[NOTE: All Around This World lessons are never religious in nature; when we learn about music or culture from a country that references religious observance or belief, we always do so from a musical or cultural perspective. This lesson introduces a mantra that is important in Buddhism, and many would consider it a religious practice. If this doesn’t work for you, don’t worry; the lesson’s goal is not to teach a religioius practice, but rather to introduce kids to the general idea of meditation, which is important in Tibet (and many other places!). You may certainly replace the mantra with any sounds or a mantra of your own.]
A MANTRA is a “spiritual utterance” – a sound or set of words repeated and resonant, most often in the context of a BUDDHIST chant. Tibetan Buddhism’s central mantra is “OM MANI PADME HUM.” Some Buddhist scholars say the six syllables represent the “six perfections” a Buddhist must strive to attain on the path to enlightenment.
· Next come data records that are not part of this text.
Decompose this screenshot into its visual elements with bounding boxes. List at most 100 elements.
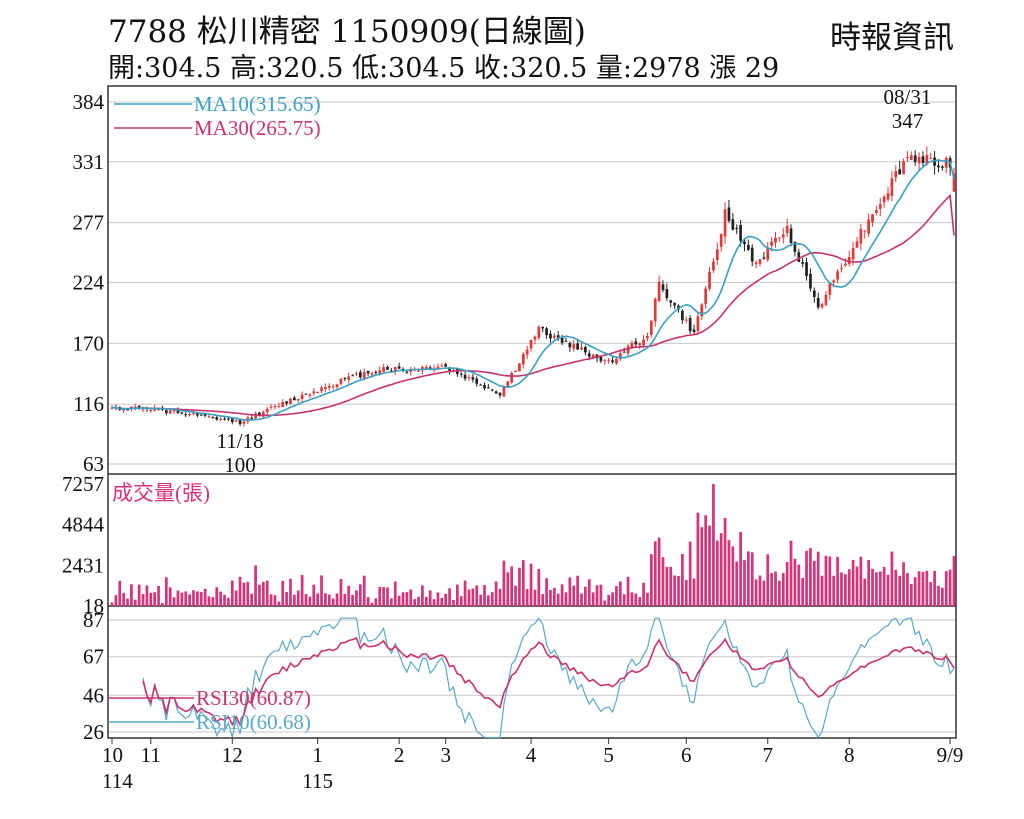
volume-title: 成交量(張) — [112, 481, 210, 505]
candle-body — [339, 379, 343, 384]
volume-bar — [324, 593, 327, 606]
y-tick-label: 87 — [83, 608, 104, 632]
candle-body — [696, 316, 700, 332]
volume-bar — [696, 512, 700, 606]
candle-body — [366, 370, 370, 374]
volume-bar — [890, 551, 894, 606]
volume-bar — [122, 592, 125, 606]
candle-body — [603, 360, 607, 362]
candle-body — [289, 398, 292, 404]
volume-bar — [665, 566, 669, 606]
volume-bar — [820, 575, 824, 606]
volume-bar — [289, 578, 292, 606]
volume-bar — [428, 590, 432, 606]
x-tick-sublabel: 114 — [102, 769, 133, 793]
candle-body — [320, 387, 323, 392]
y-tick-label: 224 — [73, 270, 105, 294]
candle-body — [164, 410, 168, 414]
volume-bar — [587, 579, 591, 606]
y-tick-label: 63 — [83, 452, 104, 476]
rsi-lines — [142, 617, 955, 739]
volume-bar — [455, 584, 459, 606]
chart-title: 7788 松川精密 1150909(日線圖) — [108, 14, 586, 50]
candle-body — [727, 207, 731, 221]
volume-bar — [312, 584, 316, 606]
volume-bar — [234, 590, 238, 606]
candle-body — [797, 252, 801, 262]
candle-body — [440, 365, 444, 367]
volume-bar — [684, 580, 688, 606]
candle-body — [944, 157, 948, 168]
volume-bar — [514, 585, 517, 606]
volume-bar — [638, 597, 642, 606]
candle-body — [681, 310, 684, 321]
legend-label: RSI30(60.87) — [196, 686, 311, 710]
y-tick-label: 277 — [73, 211, 105, 235]
legend-label: MA10(315.65) — [194, 92, 321, 116]
candle-body — [215, 417, 219, 420]
volume-bar — [506, 572, 510, 606]
volume-bar — [952, 556, 956, 606]
candle-body — [285, 401, 288, 404]
volume-bar — [242, 582, 246, 606]
candle-body — [809, 273, 812, 289]
volume-bar — [172, 597, 176, 606]
candle-body — [626, 346, 630, 354]
candle-body — [386, 366, 389, 370]
volume-bar — [487, 595, 490, 606]
volume-bar — [572, 585, 576, 606]
volume-bar — [432, 599, 436, 606]
candle-body — [622, 351, 626, 353]
volume-bar — [378, 586, 382, 606]
volume-bar — [878, 571, 882, 606]
volume-bar — [440, 597, 444, 606]
x-tick-label: 5 — [603, 743, 614, 767]
volume-bar — [646, 592, 649, 606]
volume-bar — [661, 557, 665, 606]
volume-bars — [110, 484, 956, 606]
volume-bar — [265, 580, 269, 606]
volume-bar — [157, 585, 160, 606]
volume-bar — [281, 580, 285, 606]
volume-bar — [832, 575, 836, 606]
candle-body — [312, 391, 316, 394]
volume-bar — [704, 515, 708, 606]
volume-bar — [246, 581, 250, 606]
candle-body — [941, 166, 944, 168]
candle-body — [211, 416, 215, 418]
volume-bar — [110, 602, 114, 606]
candle-body — [684, 319, 688, 321]
x-tick-sublabel: 115 — [302, 769, 333, 793]
volume-bar — [133, 599, 137, 606]
volume-bar — [393, 581, 397, 606]
candle-body — [781, 234, 785, 238]
volume-bar — [405, 592, 409, 606]
candle-body — [867, 219, 870, 234]
candle-body — [308, 394, 312, 396]
candle-body — [618, 353, 622, 360]
volume-bar — [211, 597, 215, 606]
volume-bar — [141, 594, 145, 606]
volume-bar — [490, 592, 494, 606]
volume-bar — [584, 586, 587, 606]
volume-bar — [847, 569, 851, 606]
volume-bar — [836, 556, 839, 606]
candle-body — [172, 410, 176, 412]
candle-body — [467, 377, 471, 379]
volume-bar — [308, 596, 312, 606]
volume-bar — [130, 584, 133, 606]
volume-bar — [168, 587, 172, 606]
candle-body — [393, 367, 397, 372]
candle-body — [762, 257, 766, 259]
volume-bar — [867, 560, 870, 606]
candle-body — [937, 165, 940, 168]
volume-bar — [770, 573, 773, 606]
candle-body — [638, 343, 642, 346]
candle-body — [413, 369, 417, 371]
volume-bar — [250, 593, 254, 606]
x-tick-label: 7 — [763, 743, 774, 767]
volume-bar — [304, 594, 308, 606]
volume-bar — [320, 575, 323, 606]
There are many translations and interpretations of this mantra. According to the 14th Dalai Lama, “OM…symbolizes the practitioner’s impure body, speech, and mind…MANI,, meaning “jewel,” symbolizes … the altruistic intention to become enlightened, PADME meaning lotus” (the lotus flower), “symbolize(s) wisdom…HUM indicates indivisibility….Thus the six syllables mean that in dependence on the practice of a path which is an indivisible union of method and wisdom, you can transform your impure body, speech, and mind into the pure exalted body, speech, and mind of a Buddha.”